Seventy-nine percent of CEOs say a shortage of skilled talent is one of their top three worries. But these business leaders need not stress about the talent gap if they leverage strategic workforce planning. No matter the size, structure, or value of an organization, evaluating your workforce, identifying gaps, and planning for future needs is an excellent way to sustain growth.
What is workforce planning?
Workforce planning is a systematic process where you analyze current and future workforce needs. By ensuring you have the right number of employees with the right skills in the right positions at the right time, you can avoid workforce risks. You also need to develop a plan for overcoming current or potential skill gaps and to ensure you have access to a talent pipeline full of the type of employees you need.

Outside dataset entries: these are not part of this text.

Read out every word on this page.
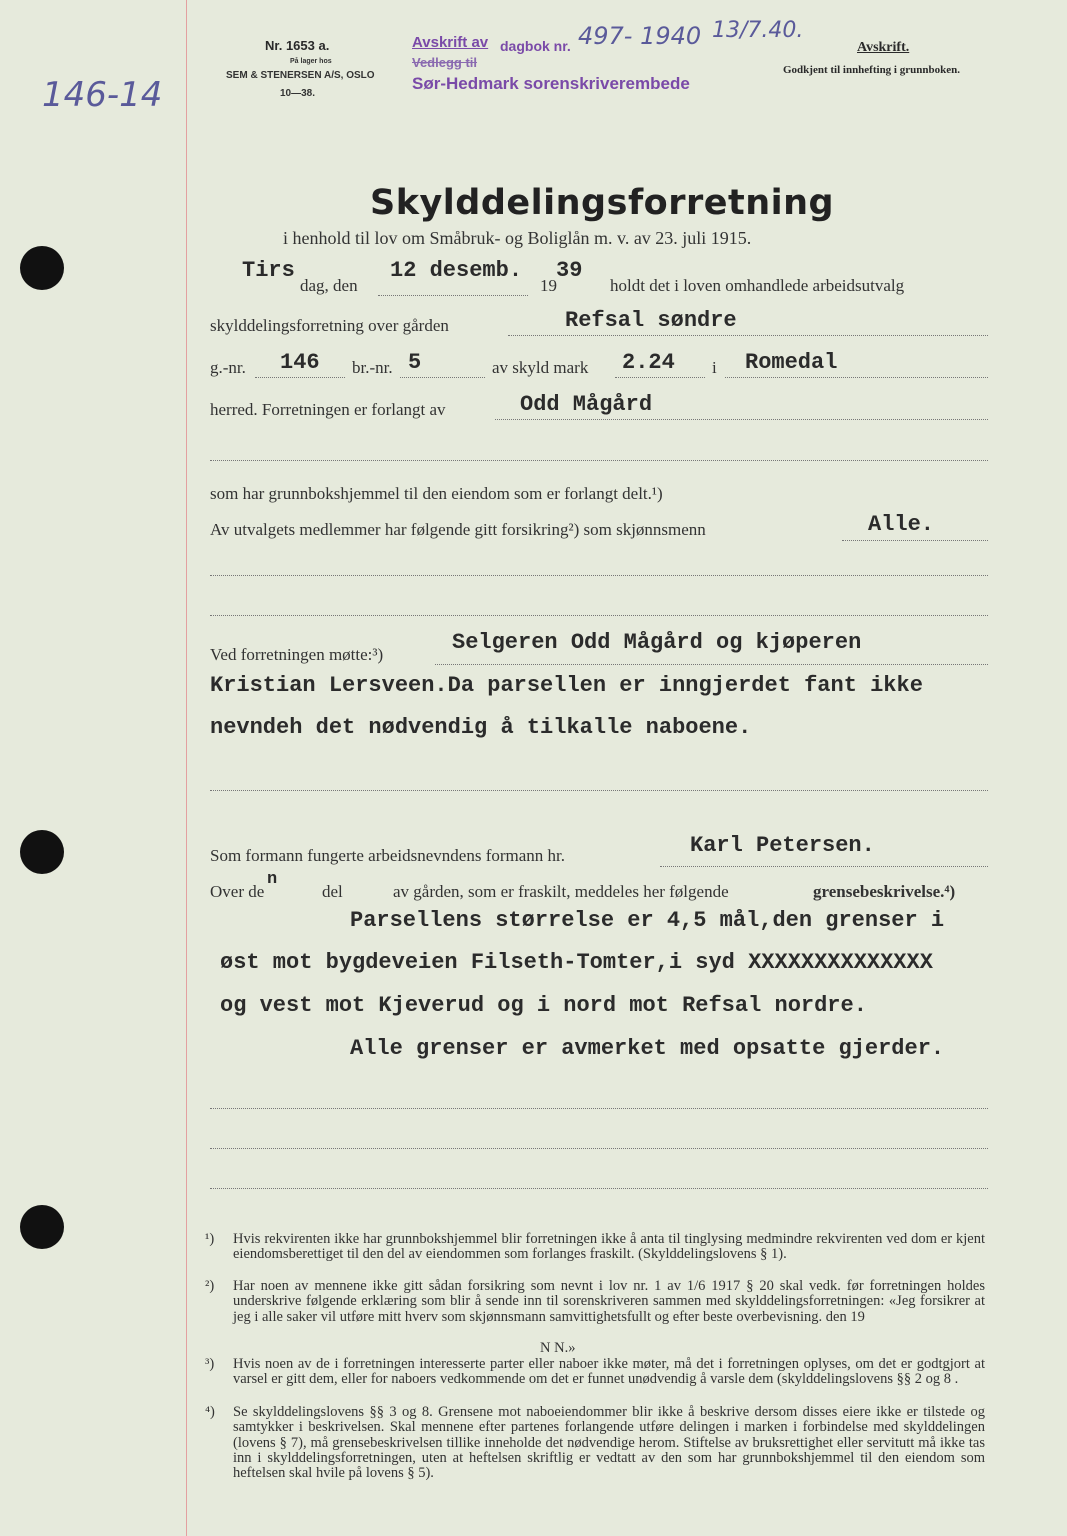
146-14
Nr. 1653 a.
På lager hos
SEM & STENERSEN A/S, OSLO
10—38.
Avskrift av
Vedlegg til
dagbok nr. 497- 1940 13/7.40.
Sør-Hedmark sorenskriverembede
Avskrift.
Godkjent til innhefting i grunnboken.
Skylddelingsforretning
i henhold til lov om Småbruk- og Boliglån m. v. av 23. juli 1915.
Tirs
dag, den
12 desemb.
19
39
holdt det i loven omhandlede arbeidsutvalg
skylddelingsforretning over gården	Refsal søndre
g.-nr. 146 br.-nr. 5	av skyld mark 2.24 i Romedal
herred. Forretningen er forlangt av	Odd Mågård
som har grunnbokshjemmel til den eiendom som er forlangt delt.¹)
Av utvalgets medlemmer har følgende gitt forsikring²) som skjønnsmenn	Alle.
Ved forretningen møtte:³)	Selgeren Odd Mågård og kjøperen
Kristian Lersveen.Da parsellen er inngjerdet fant ikke
nevndeh det nødvendig å tilkalle naboene.
Som formann fungerte arbeidsnevndens formann hr.	Karl Petersen.
Over de
n
del	av gården, som er fraskilt, meddeles her følgende	grensebeskrivelse.⁴)
Parsellens størrelse er 4,5 mål,den grenser i
øst mot bygdeveien Filseth-Tomter,i syd XXXXXXXXXXXXXX
og vest mot Kjeverud og i nord mot Refsal nordre.
Alle grenser er avmerket med opsatte gjerder.
¹) Hvis rekvirenten ikke har grunnbokshjemmel blir forretningen ikke å anta til tinglysing medmindre rekvirenten ved dom er kjent eiendomsberettiget til den del av eiendommen som forlanges fraskilt. (Skylddelingslovens § 1).
²) Har noen av mennene ikke gitt sådan forsikring som nevnt i lov nr. 1 av 1/6 1917 § 20 skal vedk. før forretningen holdes underskrive følgende erklæring som blir å sende inn til sorenskriveren sammen med skylddelingsforretningen: «Jeg forsikrer at jeg i alle saker vil utføre mitt hverv som skjønnsmann samvittighetsfullt og efter beste overbevisning. den 19
N N.»
³) Hvis noen av de i forretningen interesserte parter eller naboer ikke møter, må det i forretningen oplyses, om det er godtgjort at varsel er gitt dem, eller for naboers vedkommende om det er funnet unødvendig å varsle dem (skylddelingslovens §§ 2 og 8 .
⁴) Se skylddelingslovens §§ 3 og 8. Grensene mot naboeiendommer blir ikke å beskrive dersom disses eiere ikke er tilstede og samtykker i beskrivelsen. Skal mennene efter partenes forlangende utføre delingen i marken i forbindelse med skylddelingen (lovens § 7), må grensebeskrivelsen tillike inneholde det nødvendige herom. Stiftelse av bruksrettighet eller servitutt må ikke tas inn i skylddelingsforretningen, uten at heftelsen skriftlig er vedtatt av den som har grunnbokshjemmel til den eiendom som heftelsen skal hvile på lovens § 5).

Aligning business goals with your people strategy through workforce planning helps to maximize profit, avoid surprises, and ensure long-term success.
The value of workforce planning strategies for organizations
Workforce planning provides a clear, concise, and data-driven direction for current and future staffing, as well as workforce development. It also identifies key skill or training gaps. Ultimately, successful workforce planning creates ongoing access to talent pipelines for filling roles as needed.
The workforce planning process
There are five stages of workforce planning.
1. Strategic Direction
Understanding the strategic direction of your organization is the first step to aligning your workforce planning. Look at challenges, long and short-term organizational goals, funding, and strengths.
2. Supply Analysis
Analyze your current workforce, by looking at turnover, recruiting sources, and workload.
3. Demand Analysis
Analyze your company’s current and projected workforce requirements. Examine anticipated changes, number of employees needed to deliver a good or service, and how workload changes as the number of employees change.
4. Gap analysis
Look at the gaps between workforce demand and supply and define top priority gaps with the greatest impact on organizational performance. Examine hard-to-fill positions or locations, looming retirements, and skill gaps.
5. Solution analysis
The appropriate workforce interventions and activities to close identified workforce gaps and enable your organization to meet its strategic goals. Leverage what you have learned to determine the areas of greatest need and develop and socialize your new workforce goals.
Tips for executing a successful workplace planning strategy
Lack of leadership buy-in is a common barrier to success. For this reason, it is important to designate leadership to manage the process. You should have HR finance, operations, and the C-suite on board.
Consider where the company is headed and the people strategy needed to get there. Remember that you should always be aligning workforce planning with the business’s overall strategic goals.
A large part of workforce planning is developing the workforce you have through internal career development initiatives, as well as ensuring you have the right team for succession planning.
Overcoming challenges in workforce planning
Below are three main challenges you may experience as you execute a strong workforce planning initiative:
Focusing on the short term
Workforce planning takes time. Consider the long game and understand that your efforts may not pay off immediately. A lot of workforce planning is preparing for gaps and trends that may not have happened yet.
Gathering accurate data about the current workforce
It is important to ensure you fully understand your current workforce, talent and skill gaps. Collect data on the demographics of your workforce and then you can make smart data-driven decisions.
Limitations of forecasting
Cloud-based, data-driven workforce planning tools can help create more agile workforce planning, but they cannot predict everything. The business environment is constantly in flux, so it is wise to have contingency plans for a variety of scenarios, especially when your predictive analytics don’t pan out.
Think Strategically
When in doubt, your business can bring in an expert. For example, Orion Talent’s HireSkills solution helps clients establish a robust pipeline with a hard-to-reach talent pool to close the skills gap. This seamless pipeline of employees is highly skilled and wants a long-term career, greatly reducing turnover and filling the gaps you have identified.
Whether you go it alone or bring in an expert, workforce planning should always be approached strategically. When executed correctly, you will experience reduced labor costs, improved retention, increased productivity, and better KPIs.